About Akobo Minerals 

Akobo Minerals is a Scandinavian-based gold exploration and mining company, currently holding an exploration license covering 182 km2 and a mining license covering 16 km2 in the Gambela region and Dima Woreda, Ethiopia. With over 14 years of active operations on the ground, the company has established a strong foothold in Ethiopian gold exploration, now further strengthened with the startup of its Segele mine.

 

Akobo Minerals’ Segele mine has an Inferred and Indicated Mineral Resource of 68,000 ounces, yielding a world-class gold grade of 22.7 g/ton The mineralized zone remains open at depth, supporting future resource estimates and extending the mine’s life.
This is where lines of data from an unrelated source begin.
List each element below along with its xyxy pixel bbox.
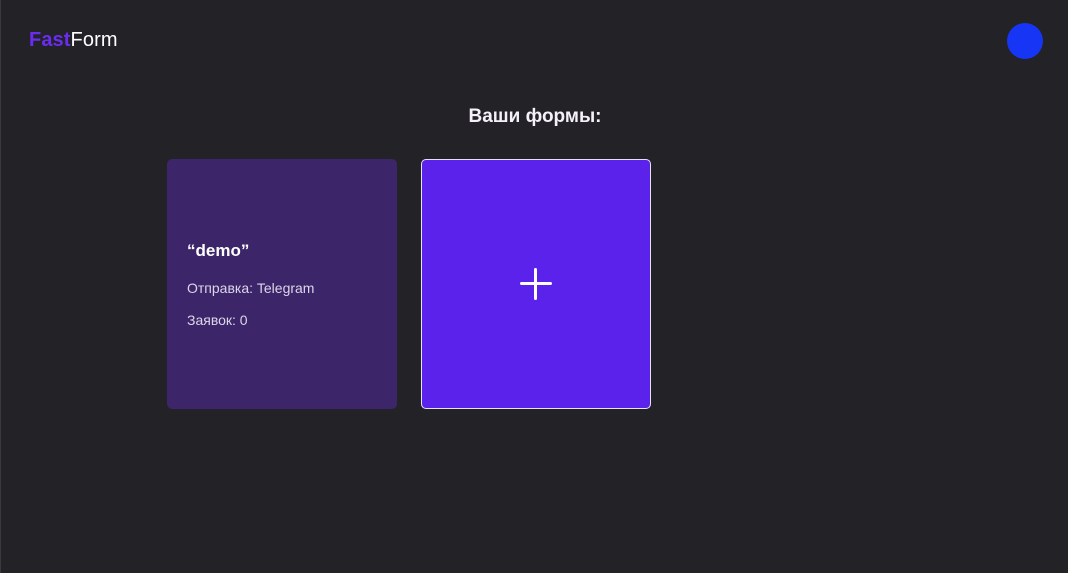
logo-accent-text: Fast bbox=[29, 29, 71, 51]
page-title: Ваши формы: bbox=[468, 106, 602, 127]
plus-icon bbox=[520, 268, 552, 300]
add-form-button[interactable] bbox=[421, 159, 651, 409]
form-card-submissions: Заявок: 0 bbox=[187, 312, 248, 328]
form-card-demo[interactable]: “demo” Отправка: Telegram Заявок: 0 bbox=[167, 159, 397, 409]
logo-plain-text: Form bbox=[70, 29, 118, 51]
form-card-delivery: Отправка: Telegram bbox=[187, 280, 315, 296]
user-avatar-button[interactable] bbox=[1007, 23, 1043, 59]
plus-icon-vertical bbox=[534, 268, 537, 300]
form-card-title: “demo” bbox=[187, 241, 250, 260]
app-logo[interactable]: FastForm bbox=[29, 28, 118, 52]
app-page: FastForm Ваши формы: “demo” Отправка: Te… bbox=[0, 0, 1068, 573]
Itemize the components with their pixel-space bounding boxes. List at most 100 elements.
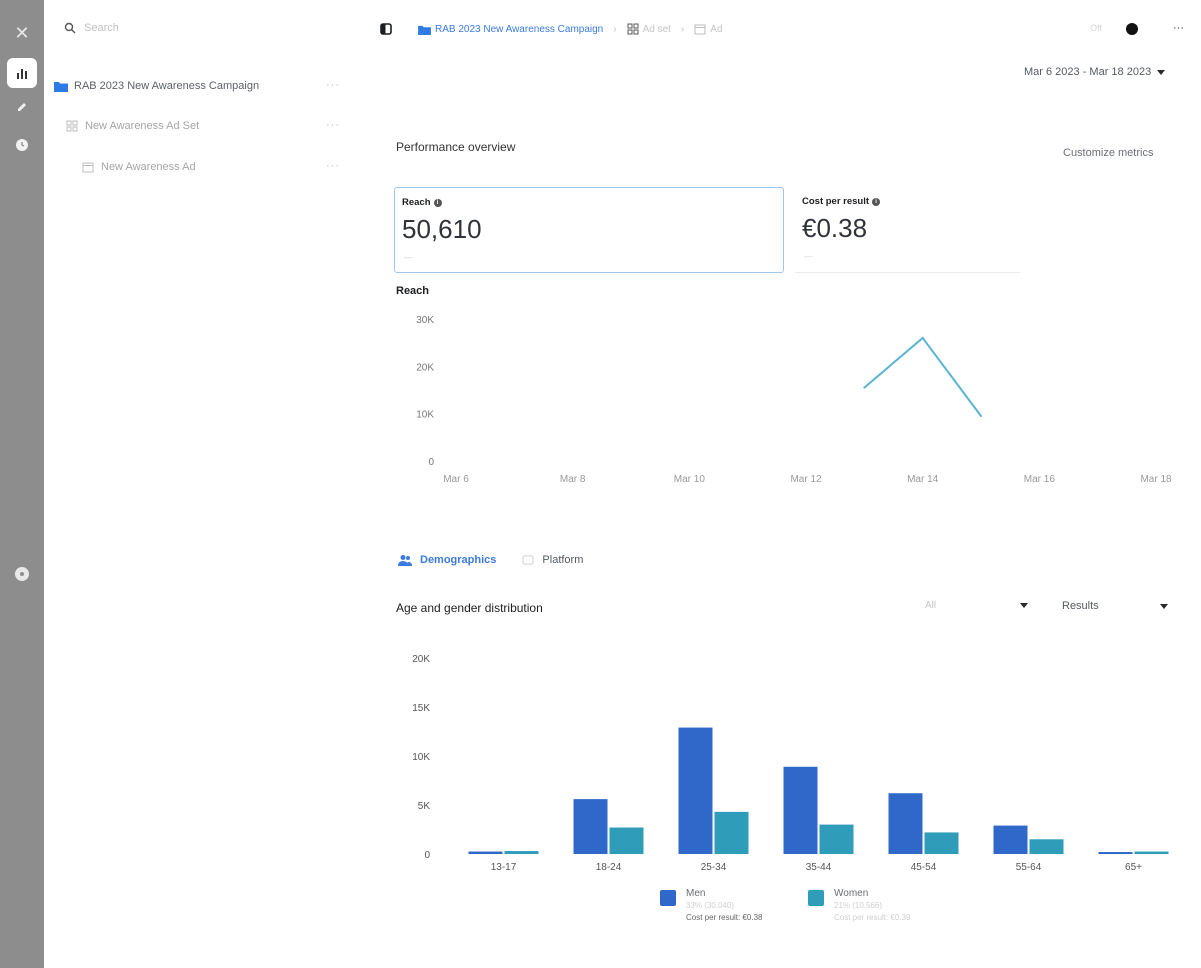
filter-select[interactable]: All [925, 600, 1028, 611]
legend-item-women[interactable]: Women 21% (10,566) Cost per result: €0.3… [808, 888, 910, 924]
breadcrumb-adset[interactable]: Ad set [643, 24, 671, 35]
breadcrumb-separator: › [613, 23, 617, 35]
x-tick-label: 45-54 [911, 862, 937, 873]
tree-item-label: RAB 2023 New Awareness Campaign [74, 80, 260, 92]
kpi-value: €0.38 [802, 213, 868, 243]
bar-women-25-34 [714, 811, 749, 854]
ad-icon [694, 24, 706, 34]
y-tick-label: 10K [416, 410, 434, 421]
bar-chart-icon [17, 69, 27, 79]
reach-series-line [863, 336, 982, 417]
tree-item-adset[interactable]: New Awareness Ad Set ··· [44, 113, 350, 139]
tree-item-label: New Awareness Ad [101, 161, 196, 173]
legend-sub: 21% (10,566) [834, 901, 883, 910]
reach-chart-title: Reach [396, 285, 430, 297]
bar-men-65+ [1098, 852, 1133, 855]
chevron-down-icon [1020, 603, 1028, 608]
sidebar-toggle-icon[interactable] [380, 23, 392, 35]
x-tick-label: 65+ [1125, 862, 1142, 873]
rail-chart-button[interactable] [7, 58, 37, 88]
status-toggle-label[interactable]: Off [1090, 23, 1102, 33]
clock-icon [16, 139, 28, 151]
ads-manager-window: ✕ Search RAB 2023 New Awareness Campaign… [0, 0, 1201, 968]
date-range-label: Mar 6 2023 - Mar 18 2023 [1024, 66, 1152, 78]
legend-cost: Cost per result: €0.38 [686, 913, 763, 922]
x-tick-label: Mar 10 [674, 474, 706, 485]
rail-history-button[interactable] [7, 130, 37, 160]
y-tick-label: 20K [412, 654, 430, 665]
tree-item-ad[interactable]: New Awareness Ad ··· [44, 154, 350, 180]
breadcrumb-ad[interactable]: Ad [710, 24, 722, 35]
folder-icon [54, 82, 68, 92]
campaign-tree: Search RAB 2023 New Awareness Campaign ·… [44, 0, 350, 968]
reach-data-point [863, 386, 866, 389]
info-icon[interactable]: i [872, 197, 881, 206]
bar-men-45-54 [888, 793, 923, 854]
breadcrumb-separator: › [680, 23, 685, 35]
search-placeholder: Search [84, 22, 119, 34]
kpi-subtext: — [404, 252, 413, 262]
top-bar: RAB 2023 New Awareness Campaign › Ad set… [380, 14, 1190, 44]
status-dot-icon[interactable] [1126, 23, 1138, 35]
kpi-label: Reach i [402, 197, 442, 208]
more-icon[interactable]: ··· [326, 79, 340, 91]
x-tick-label: 35-44 [806, 862, 832, 873]
chevron-down-icon [1157, 69, 1166, 75]
x-tick-label: Mar 12 [790, 474, 822, 485]
more-icon[interactable]: ··· [326, 160, 340, 172]
bar-women-65+ [1134, 851, 1169, 854]
pencil-icon [18, 103, 26, 111]
breakdown-tabs: Demographics Platform [398, 554, 583, 566]
ad-icon [82, 162, 94, 172]
x-tick-label: 55-64 [1016, 862, 1042, 873]
tree-item-campaign[interactable]: RAB 2023 New Awareness Campaign ··· [44, 73, 350, 99]
info-icon[interactable]: i [433, 198, 442, 207]
date-range-picker[interactable]: Mar 6 2023 - Mar 18 2023 [1024, 66, 1166, 78]
more-options-icon[interactable]: ··· [1173, 22, 1184, 34]
bar-women-45-54 [924, 832, 959, 854]
legend-swatch [808, 890, 824, 906]
y-tick-label: 20K [416, 362, 434, 373]
y-tick-label: 30K [416, 315, 434, 326]
more-icon[interactable]: ··· [326, 119, 340, 131]
x-tick-label: Mar 14 [907, 474, 939, 485]
tab-label: Platform [542, 554, 584, 566]
metric-select[interactable]: Results [1062, 600, 1168, 612]
platform-icon [522, 555, 534, 565]
bar-men-35-44 [783, 766, 818, 854]
rail-edit-button[interactable] [7, 92, 37, 122]
customize-metrics-link[interactable]: Customize metrics [1063, 147, 1153, 159]
kpi-cost-per-result[interactable]: Cost per result i €0.38 — [795, 187, 1020, 273]
kpi-reach[interactable]: Reach i 50,610 — [394, 187, 784, 273]
adset-icon [627, 23, 639, 35]
legend-swatch [660, 890, 676, 906]
adset-icon [66, 120, 78, 132]
reach-data-point [921, 336, 924, 339]
search-icon [64, 22, 76, 34]
people-icon [398, 555, 412, 566]
x-tick-label: Mar 8 [560, 474, 586, 485]
x-tick-label: 13-17 [491, 862, 517, 873]
filter-select-value: All [925, 600, 937, 611]
close-icon[interactable]: ✕ [9, 20, 35, 46]
folder-icon [418, 25, 431, 35]
kpi-subtext: — [804, 251, 813, 261]
bar-men-13-17 [468, 851, 503, 854]
legend-sub: 33% (30,040) [686, 901, 735, 910]
y-tick-label: 15K [412, 703, 430, 714]
search-box[interactable]: Search [64, 22, 119, 34]
legend-item-men[interactable]: Men 33% (30,040) Cost per result: €0.38 [660, 888, 762, 924]
tab-demographics[interactable]: Demographics [398, 554, 496, 566]
age-gender-bar-chart: 20K 15K 10K 5K 0 13-17 18-24 25-34 35-44 45-54 55-… [412, 654, 1169, 873]
bar-women-18-24 [609, 827, 644, 854]
metric-select-value: Results [1062, 600, 1099, 612]
kpi-label-text: Cost per result [802, 196, 870, 207]
bar-women-13-17 [504, 851, 539, 854]
tab-label: Demographics [420, 554, 497, 566]
x-tick-label: Mar 16 [1024, 474, 1056, 485]
tab-platform[interactable]: Platform [522, 554, 583, 566]
legend-cost: Cost per result: €0.39 [834, 913, 911, 922]
y-tick-label: 0 [424, 850, 430, 861]
breadcrumb-campaign[interactable]: RAB 2023 New Awareness Campaign [435, 24, 603, 35]
help-icon[interactable] [15, 567, 29, 581]
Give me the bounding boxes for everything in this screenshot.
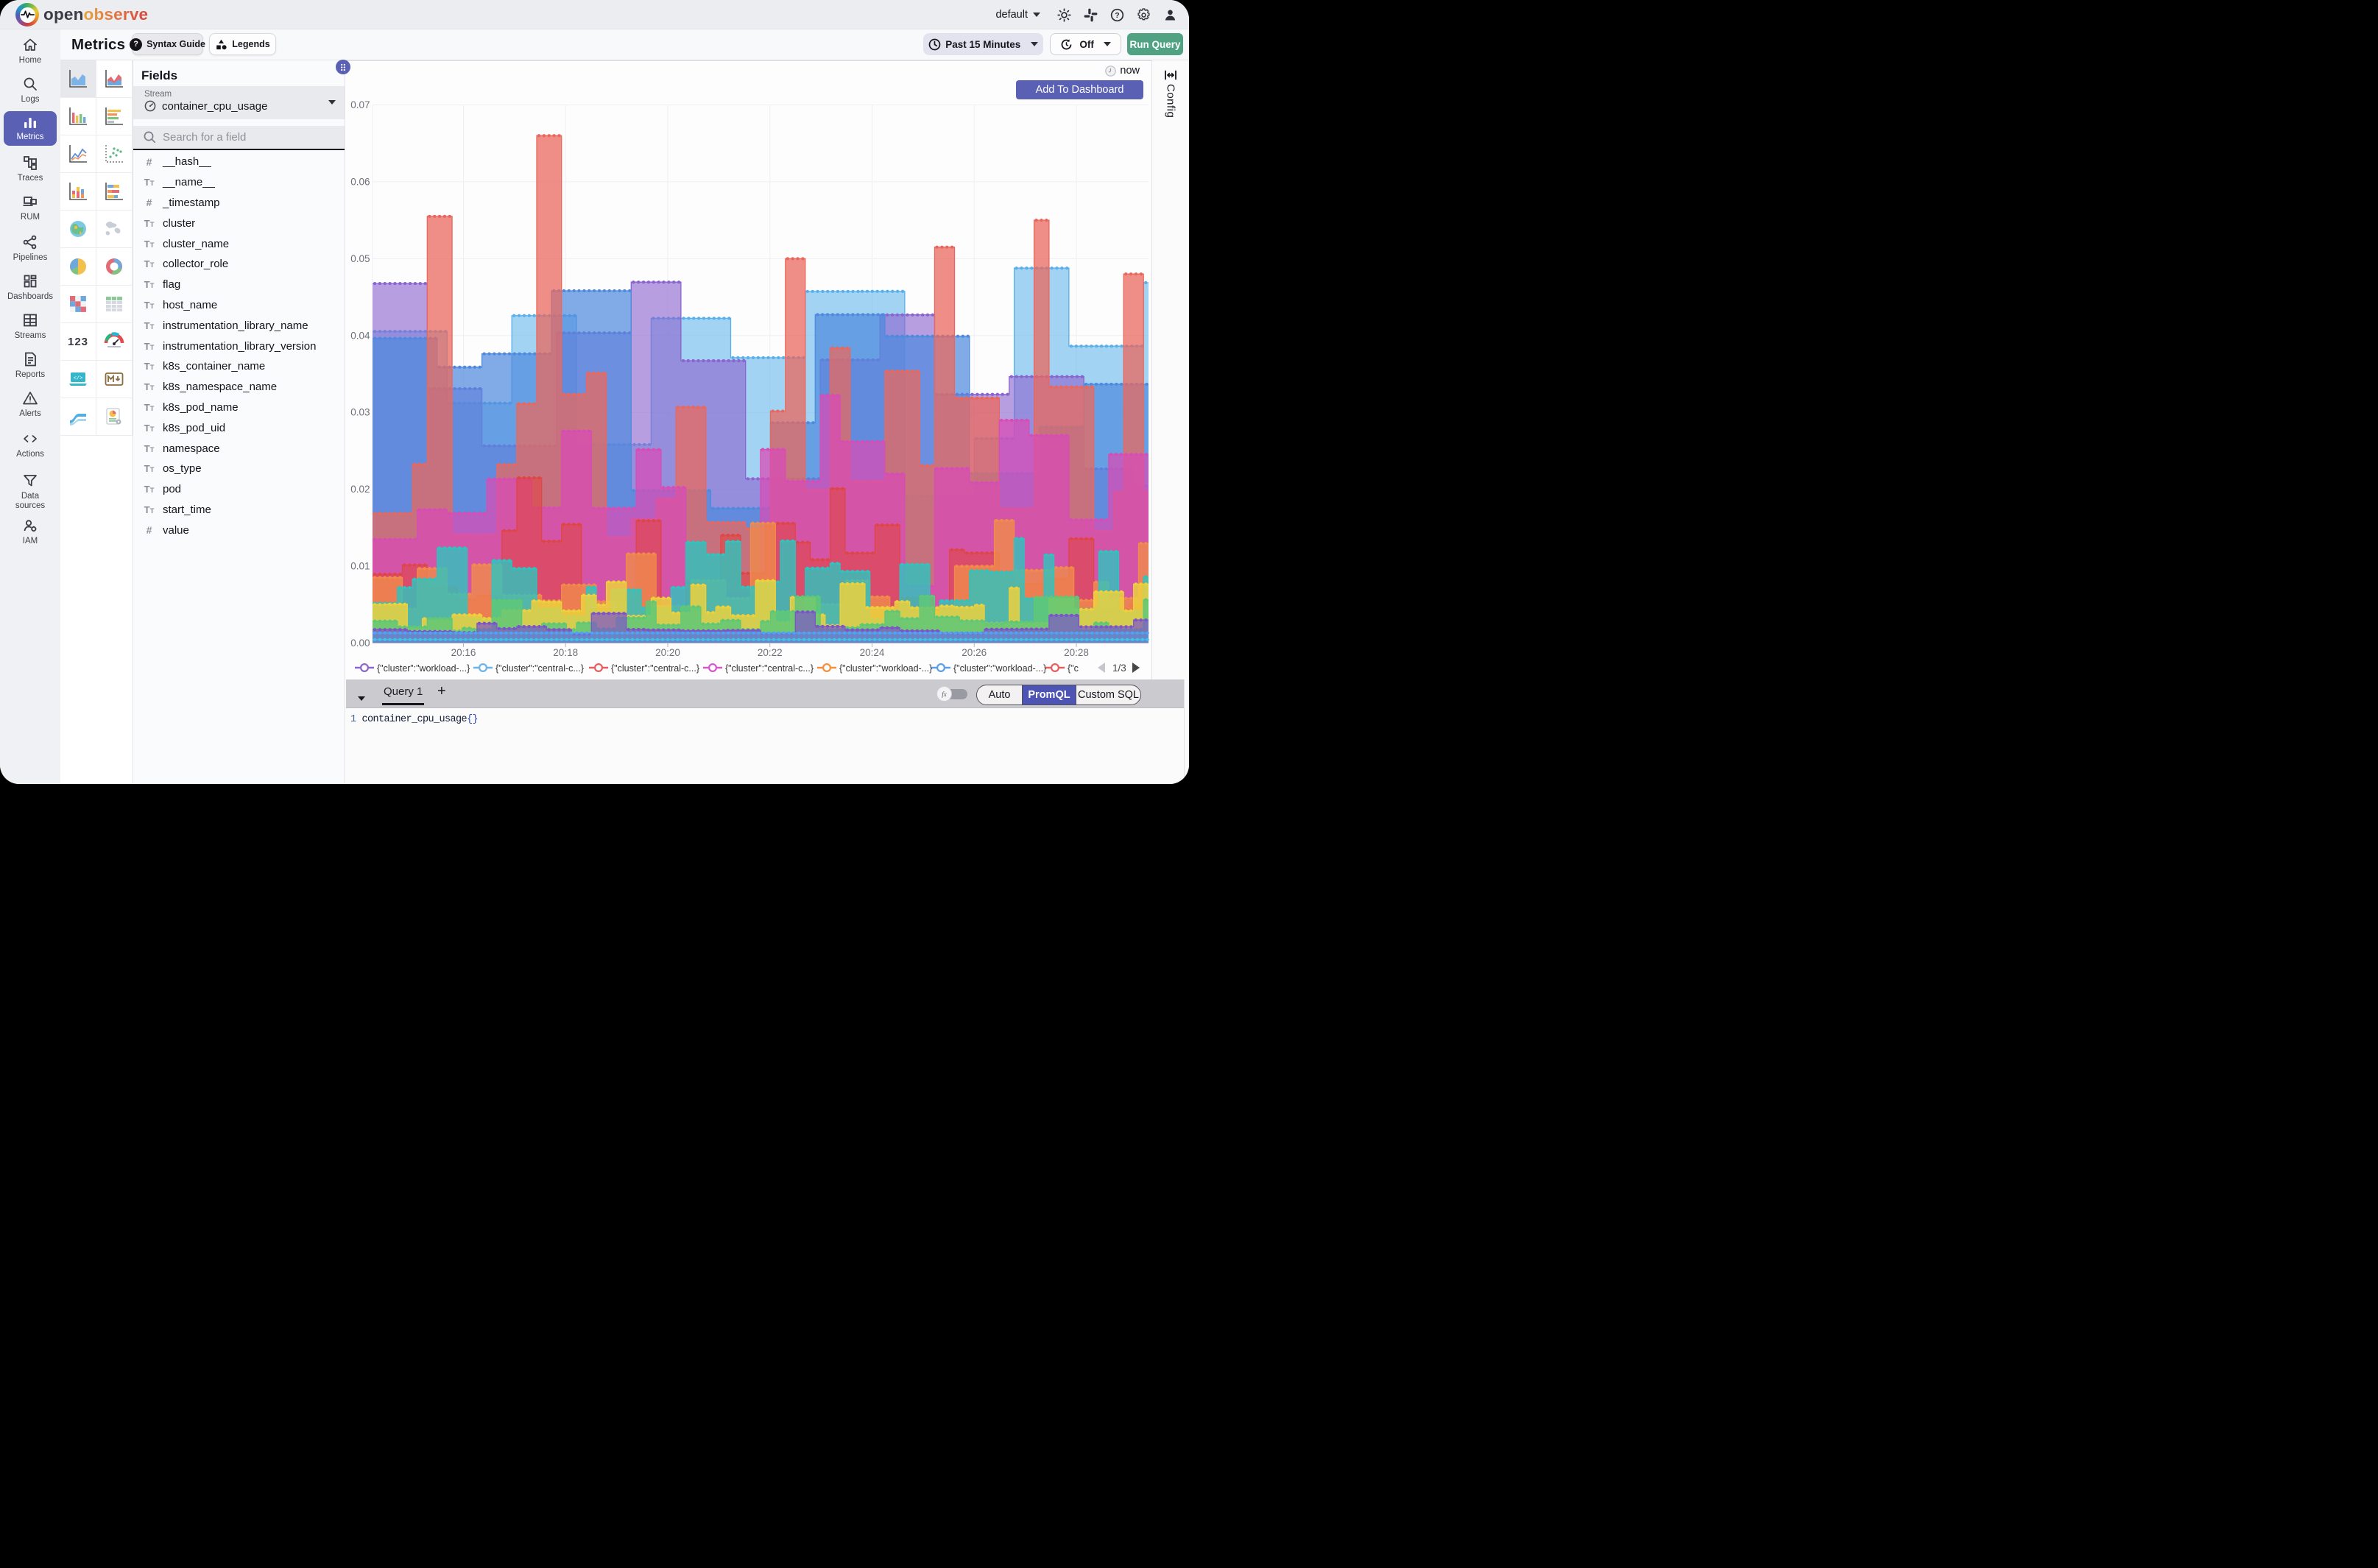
svg-text:20:16: 20:16	[451, 647, 476, 658]
svg-text:0.02: 0.02	[350, 484, 370, 495]
svg-text:{"cluster”:"workload-...}: {"cluster”:"workload-...}	[839, 663, 932, 674]
svg-text:{"cluster”:"workload-...}: {"cluster”:"workload-...}	[377, 663, 470, 674]
svg-text:20:20: 20:20	[655, 647, 680, 658]
svg-text:20:28: 20:28	[1064, 647, 1089, 658]
svg-text:{"cluster”:"central-c...}: {"cluster”:"central-c...}	[725, 663, 814, 674]
svg-text:{"c: {"c	[1068, 663, 1079, 674]
svg-text:20:24: 20:24	[860, 647, 885, 658]
svg-text:{"cluster”:"central-c...}: {"cluster”:"central-c...}	[495, 663, 584, 674]
svg-text:20:18: 20:18	[553, 647, 578, 658]
svg-text:0.04: 0.04	[350, 330, 370, 341]
svg-text:20:22: 20:22	[758, 647, 783, 658]
svg-text:0.03: 0.03	[350, 407, 370, 418]
svg-text:0.06: 0.06	[350, 176, 370, 187]
svg-text:?: ?	[1115, 11, 1119, 20]
svg-text:0.00: 0.00	[350, 638, 370, 649]
svg-text:0.07: 0.07	[350, 99, 370, 110]
svg-text:{"cluster”:"central-c...}: {"cluster”:"central-c...}	[611, 663, 699, 674]
svg-text:20:26: 20:26	[962, 647, 987, 658]
svg-text:</>: </>	[74, 376, 83, 382]
svg-text:0.01: 0.01	[350, 561, 370, 572]
svg-text:1/3: 1/3	[1112, 663, 1126, 674]
svg-text:{"cluster”:"workload-...}: {"cluster”:"workload-...}	[953, 663, 1046, 674]
svg-text:0.05: 0.05	[350, 253, 370, 264]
The exploration license holds numerous promising exploration resource-building prospects in both the vicinity of Segele and in the wider license area.

 

Akobo Minerals maintains strong relationships with local communities and government authorities, placing ESG principles at the core of its operations. The company’s commitment to sound ethics, transparency, and stakeholder engagement is evident through its industry-leading extended shared value program.

 

Akobo Minerals is ready to take on new opportunities and ventures as they arise. The company is uniquely positioned to become a major player in the future development of the very promising Ethiopian mining industry.

 

The company is headquartered in Oslo and is publicly listed on the Euronext Growth Oslo Exchange and the Frankfurt Stock Exchange under the ticker symbol AKOBO. For US investors, Akobo Minerals AB (OTCQX: AKOBF) is traded on the OTCQX Best Market, adhering to high financial standards, best practice corporate governance, and compliance with U.S. securities laws. Additionally, the company has a professional third-party sponsor introduction, and investors can access current financial disclosures and Real-Time Level 2 quotes for the company on www.otcmarkets.com.

 

Akobo Minerals places great emphasis on meeting and exceeding industry standards, fully complying with all aspects of the JORC code, 2012. For detailed information on their adherence to this code, please refer to https://www.jorc.org/. Akobo Minerals’ unwavering commitment to ethical practices, community engagement, and environmental responsibility positions them as a formidable force in the evolving landscape of the Ethiopian mining sector.

 

 

Important information This release is not for publication or distribution, directly or indirectly, in or into Australia, Canada, Japan, the United States or any other jurisdictions where it would be illegal. It is issued for information purposes only and does not constitute or form part of any offer or solicitation to purchase or subscribe for securities, in the United States or in any other jurisdiction. The securities referred to herein have not been, and will not be, registered under the U.S. Securities Act of 1933, as amended (the “U.S. Securities Act”), and may not be offered or sold in the United States absent registration or pursuant to an exemption from registration under the U.S. Securities Act. Akobo Minerals does not intend to register any portion of the offering of the securities in the United States or to conduct a public offering of the securities in the United States. Copies of this publication are not being, and may not be, distributed or sent into Australia, Canada, Japan or the United States.